Well, looking at the extended forecast this week it looks like we may be close to 100 degrees on Saturday. Obviously I would love a huge turnout to raise money for the Wounded Warrior Project, but not at the expense of someones health and safety. If you plan on coming out, come out prepared! We will have water there about 7:30 or so, On the Border is going to let us fill jugs with ice and water but they do not open until 7am on Saturday. So the first hour you will need to be self sufficient. I have had many questions about the direction we will be going on the track. For those of you running any long distance I strongly advise you to change up directions at some point. I will be running one mile clockwise and then one mile counter clockwise. Running in circles for multiple hours the same direction is a receipt for an over use injury.

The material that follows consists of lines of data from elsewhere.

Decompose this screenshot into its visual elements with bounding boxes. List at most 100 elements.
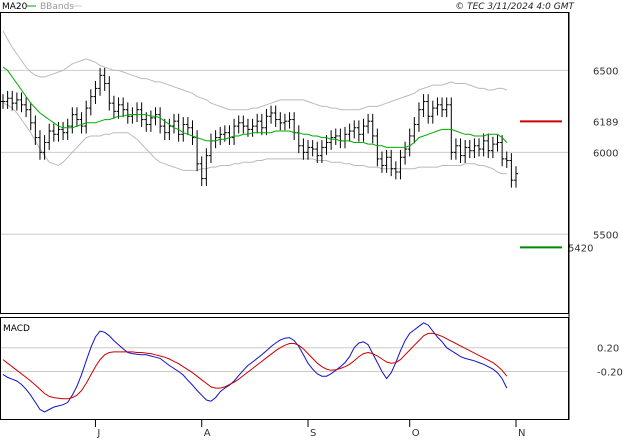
price-bar bbox=[509, 153, 514, 188]
price-bar bbox=[347, 123, 352, 142]
price-bar bbox=[65, 118, 70, 141]
price-bar bbox=[269, 105, 274, 124]
price-bar bbox=[329, 130, 334, 150]
price-bar bbox=[444, 97, 449, 118]
support-label: 5420 bbox=[568, 243, 593, 254]
price-bar bbox=[310, 140, 315, 157]
ma20-line bbox=[2, 66, 508, 148]
price-bar bbox=[232, 118, 237, 145]
price-bar bbox=[287, 112, 292, 129]
price-bar bbox=[375, 128, 380, 167]
price-bar bbox=[384, 149, 389, 173]
price-bar bbox=[181, 117, 186, 142]
price-bar bbox=[84, 100, 89, 134]
price-bar bbox=[213, 130, 218, 149]
price-bar bbox=[356, 120, 361, 142]
price-bar bbox=[333, 128, 338, 145]
bbands-lower-line bbox=[2, 102, 507, 175]
macd-line bbox=[2, 322, 508, 413]
price-bar bbox=[79, 112, 84, 134]
price-bar bbox=[102, 67, 107, 91]
price-bar bbox=[430, 100, 435, 124]
price-bar bbox=[403, 141, 408, 165]
price-bar bbox=[42, 135, 47, 160]
price-bar bbox=[148, 110, 153, 132]
x-tick-label: N bbox=[518, 428, 525, 439]
price-bar bbox=[398, 149, 403, 180]
price-bar bbox=[218, 126, 223, 145]
stock-chart: MA20 BBands © TEC 3/11/2024 4:0 GMT 6189… bbox=[0, 2, 623, 439]
x-tick-label: S bbox=[310, 428, 316, 439]
price-bar bbox=[88, 89, 93, 116]
x-axis: JASON bbox=[94, 420, 525, 439]
signal-line bbox=[2, 332, 508, 400]
price-bar bbox=[472, 138, 477, 159]
price-bar bbox=[379, 151, 384, 173]
price-bar bbox=[1, 94, 5, 109]
price-bar bbox=[370, 113, 375, 144]
price-tick-label: 6000 bbox=[593, 148, 618, 159]
price-bar bbox=[135, 102, 140, 123]
price-bar bbox=[264, 108, 269, 136]
price-bar bbox=[37, 130, 42, 160]
x-tick-label: J bbox=[96, 428, 100, 439]
price-bar bbox=[421, 94, 426, 118]
macd-grid bbox=[1, 347, 568, 372]
price-grid bbox=[1, 69, 568, 235]
price-bar bbox=[236, 115, 241, 134]
price-bar bbox=[33, 115, 38, 145]
ma20-polyline bbox=[2, 66, 508, 148]
price-bar bbox=[440, 97, 445, 118]
price-bar bbox=[352, 120, 357, 139]
price-bar bbox=[306, 140, 311, 160]
price-bar bbox=[259, 113, 264, 136]
price-bar bbox=[255, 113, 260, 134]
price-bar bbox=[273, 105, 278, 127]
price-bar bbox=[14, 92, 19, 111]
price-bar bbox=[453, 138, 458, 160]
price-bar bbox=[208, 133, 213, 163]
price-bar bbox=[301, 138, 306, 160]
price-bar bbox=[481, 133, 486, 157]
price-bar bbox=[514, 166, 518, 188]
price-bar bbox=[338, 128, 343, 149]
price-bar bbox=[319, 140, 324, 163]
price-bar bbox=[463, 140, 468, 163]
price-bar bbox=[361, 118, 366, 142]
price-bar bbox=[19, 92, 24, 113]
x-tick-label: O bbox=[412, 428, 420, 439]
price-bars bbox=[1, 67, 518, 188]
copyright-text: © TEC 3/11/2024 4:0 GMT bbox=[455, 2, 575, 12]
macd-title: MACD bbox=[3, 324, 30, 334]
price-bar bbox=[426, 94, 431, 124]
price-bar bbox=[282, 113, 287, 131]
price-bar bbox=[486, 133, 491, 159]
price-tick-label: 6500 bbox=[593, 66, 618, 77]
price-bar bbox=[389, 149, 394, 177]
macd-tick-label: 0.20 bbox=[597, 344, 619, 355]
price-bar bbox=[125, 102, 130, 124]
price-bar bbox=[158, 107, 163, 134]
price-bar bbox=[74, 107, 79, 127]
price-bar bbox=[24, 97, 29, 118]
macd-y-axis: 0.20 -0.20 bbox=[597, 344, 623, 379]
price-bar bbox=[121, 97, 126, 118]
x-tick-label: A bbox=[204, 428, 211, 439]
price-bar bbox=[435, 97, 440, 116]
price-bar bbox=[130, 107, 135, 124]
price-bar bbox=[477, 138, 482, 157]
price-bar bbox=[278, 112, 283, 131]
price-bar bbox=[28, 102, 33, 131]
price-bar bbox=[51, 123, 56, 142]
price-bar bbox=[70, 107, 75, 134]
price-bar bbox=[172, 113, 176, 134]
ma20-legend-label: MA20 bbox=[2, 2, 28, 12]
price-bar bbox=[292, 112, 297, 141]
price-tick-label: 5500 bbox=[593, 230, 618, 241]
price-bar bbox=[343, 126, 347, 149]
bbands-legend-label: BBands bbox=[40, 2, 74, 12]
macd-panel-border bbox=[0, 317, 569, 420]
price-bar bbox=[204, 148, 209, 186]
price-bar bbox=[176, 113, 181, 142]
price-y-axis: 5500 6000 6500 bbox=[593, 66, 618, 241]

We will have a couple of white pop up shelters, the restrooms will be open and we will try to utilize what shade there is out there. Take into consideration that this is a track and will be wide open! If you are not an experienced runner or have not trained for multiple hours in the heat, please come out early for your own safety. I will be starting at 6am sharp and ending at exactly 3pm. As I have said before this is going to be a heat training run for me, so please forgive me if I do not have a long conversation with any of you during the 9 hours, before and after I will chat all you want. After the first 3 hours or so I will be focusing on what a lot of ultrarunners call runwalking. I will run for 20mins or so and then powerwalk for a minute or two. It is not going to be possible for me to run the entire 224 miles across Kansas, there will be quite a bit of power walking towards the end I am sure. It may sound funny to some of you but practicing your powerwalking is actually very beneficial. For people who do not powerwalk regularly it can be just as challenging as running, you walk at such a pace you do not allow your body to completely cool down or relax. This is usually utilized in the later stages of most ultramarathons by those of us humans who cannot physically run the entire 100miles. I used this strategy at the Rocky Raccoon 100 mile run this past February and it turned out to be the best thing I ever did!!!